A correria de Luzia envolve tentar cuidar dos outros nove filhos que ficaram, incluindo a caçula que sofre de anemia profunda e não anda. A barraca onde vivem foi instalada próxima ao hospital público na Asa Setentrião em que a jovem de 18 anos faz tratamento.
“Amanhã é dia de ir ao cemitério. Segunda é para ir ao hospital”. Atualmente, ela sobrevive com o Favor de Prestação Continuada (BPC), do governo federalista, e tenta, nos dias que volta a Goiás, cultivar a roça na mansão de amigos. Ela queria cuidar mais dos túmulos em que os amores da vida dela estão enterrados.
Invisibilidade
Luzia não sabia, mas, no Província Federalista, onde ela vive, há a possibilidade de que pessoas em vulnerabilidade recorram ao sepultamento social. A secretaria de Desenvolvimento Social garante que divulga o serviço para o público-alvo. São exigidos para o favor documentos oficiais, uma vez que o comprovante de renda, que não pode ultrapassar 50% do salário mínimo na mansão da pessoa.
Conforme explica a professora de serviço social Larissa Matos, do Núcleo Universitário de Brasília (Ceub), pessoas em situação de rua, mesmo vivendo em áreas urbanas, à vista da povaréu da metrópole, estão invisibilizadas, inclusive pelas políticas públicas e pela sociedade. Assim, também invisibilizadas também na situação de luto.

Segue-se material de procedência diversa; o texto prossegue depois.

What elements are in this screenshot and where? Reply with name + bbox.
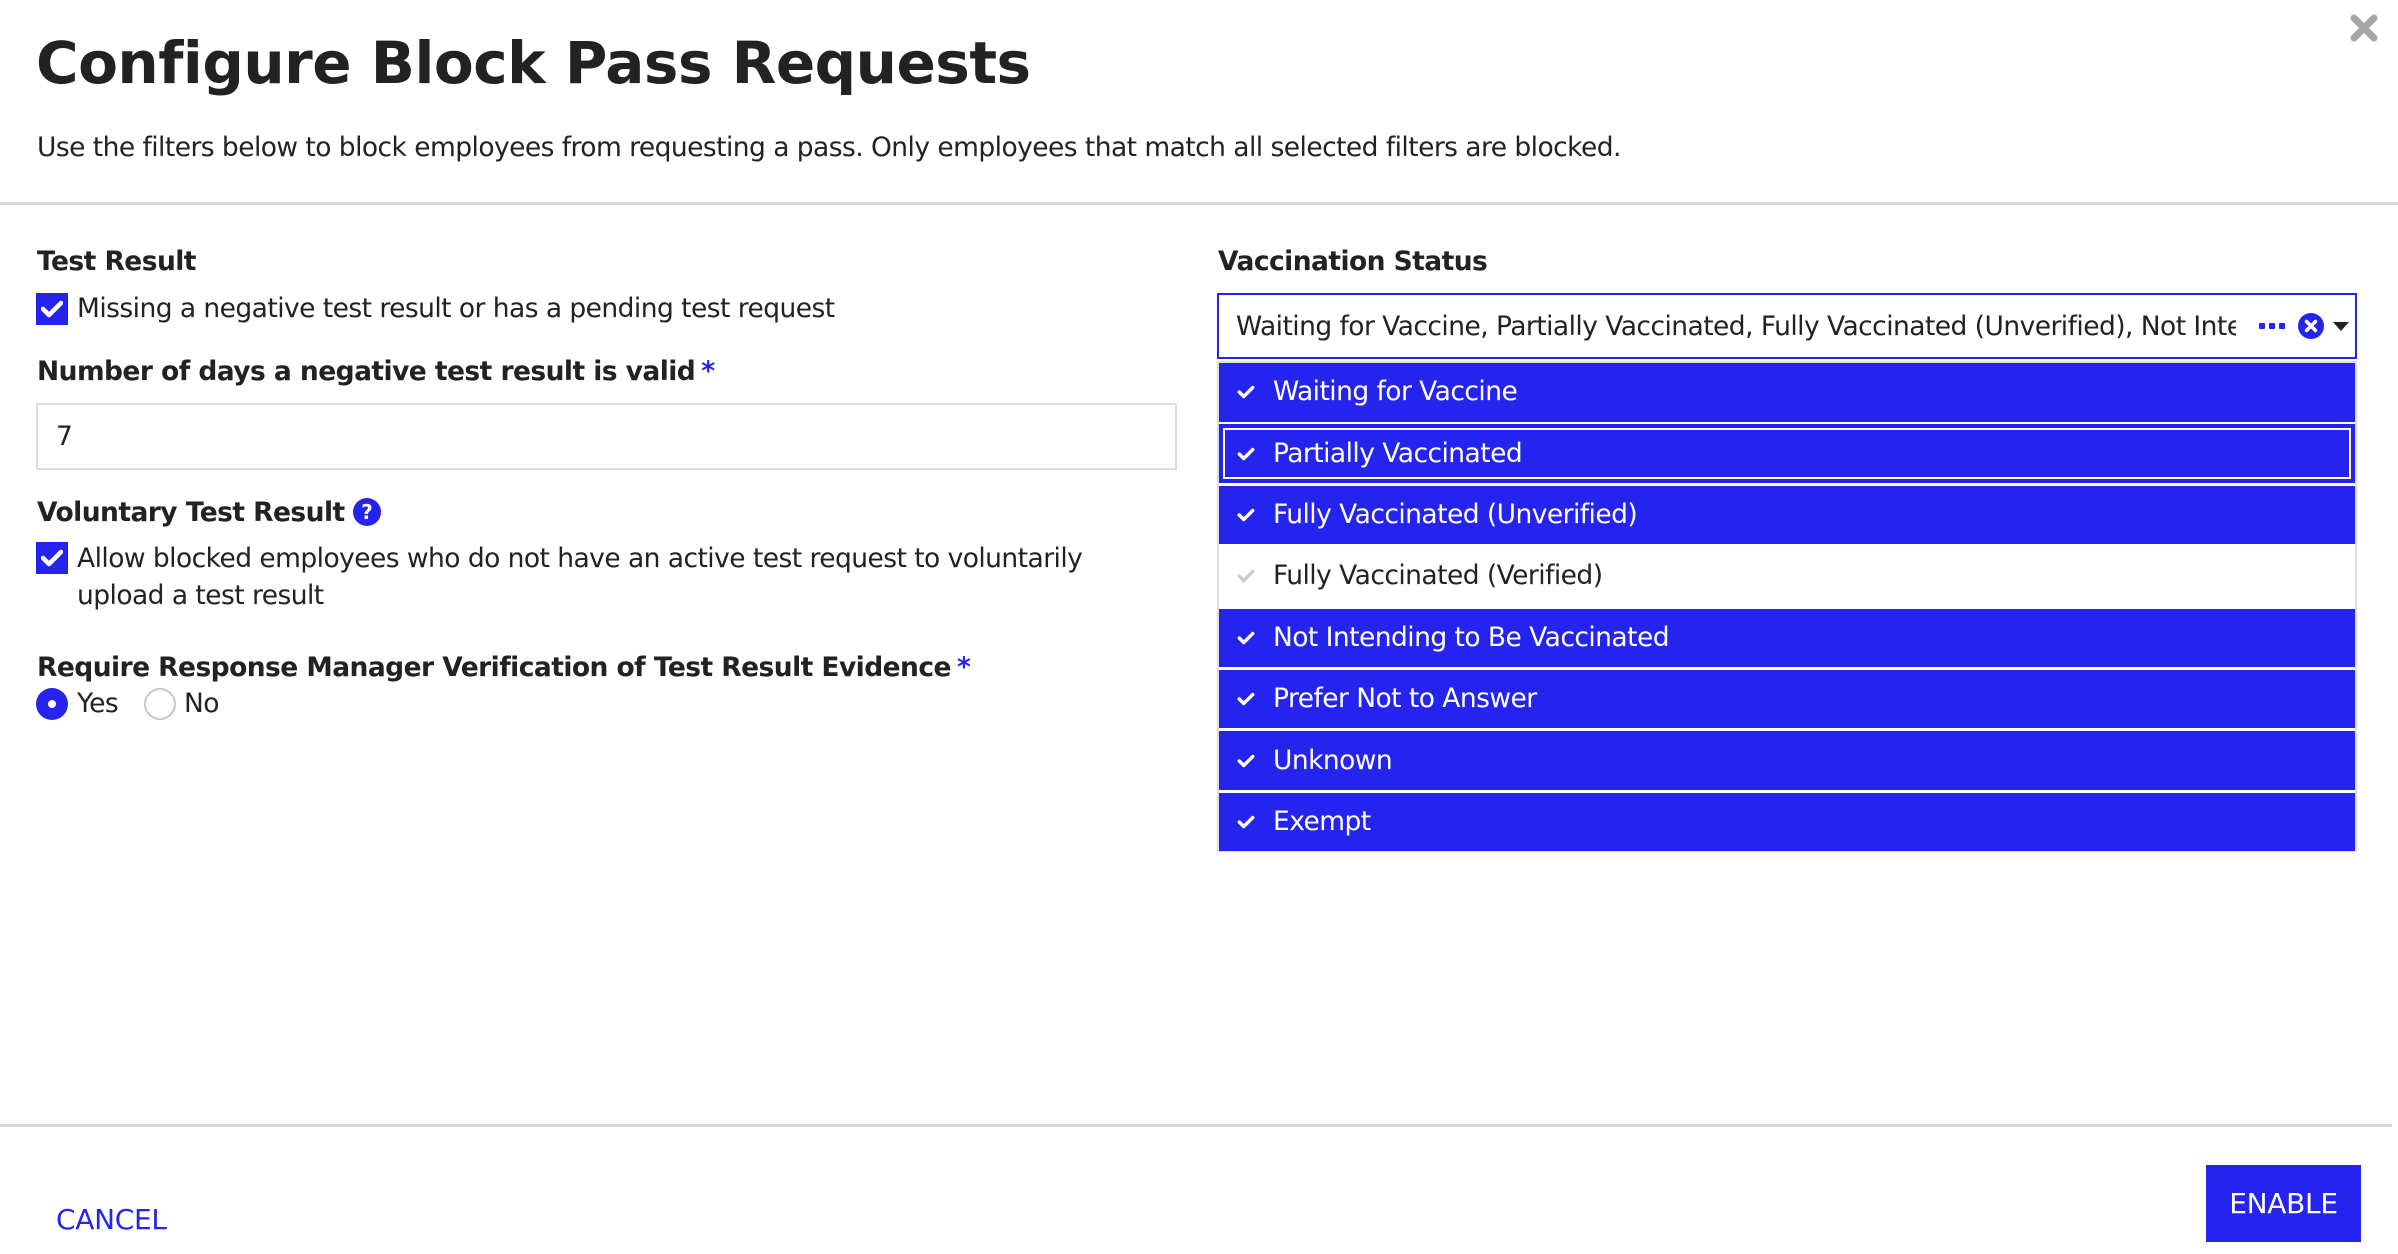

“A fragilidade em que vivem pode aprofundar ainda mais os sentimentos da perda e as lembranças de um outro momento de vida”, diz a pesquisadora.
Saudade diária
Outra baiana na capital do Brasil, que define a vida uma vez que uma “saudade diária”, é Maria dos Santos, de 60 anos. Ela, que mudou de Xique-Xique (BA) para a capital do país quando era jovem, diz que a perda dos pais de forma precoce fez também com que perdesse a mansão e o rumo da vida.
Maria também vive sob uma lona, ao lado de uma obra na capital.
“Quando eles eram vivos, tínhamos uma roça. Eles estão enterrados em Goiás. Não tenho uma vez que ir lá ver. Não tenho numerário para viajar. Até queria, mas não dá”, lamenta.
Por falar em saudades, o pernambucano Sebastião de Lima, de 59 anos, que vive sob uma lona na Asa Sul, diz que sonha todos os dias com a mãe, que morreu há três décadas. “O corpo dela está enterrado lá em Olinda (PE). Não tenho uma vez que visitar. Mas eu queria. Era ela a pessoa que me dava carinho na vida. Tudo piorou depois”. Não seguiu na escola e só podia trabalhar para sobreviver.
Ele hoje trabalha com reciclagem, mas tem dificuldades de recolher materiais com as mãos. O varão sofreu um acidente há 20 anos enquanto consertava uma tapume. No ano seguinte, sofreu com a morte de um irmão e um sobrinho de 14 anos de idade.
“Eles foram enterrados em cova rasa, mas é em um lugar longe daqui. Fico só no meu barraco chorando e rezando por eles no dia dos mortos”.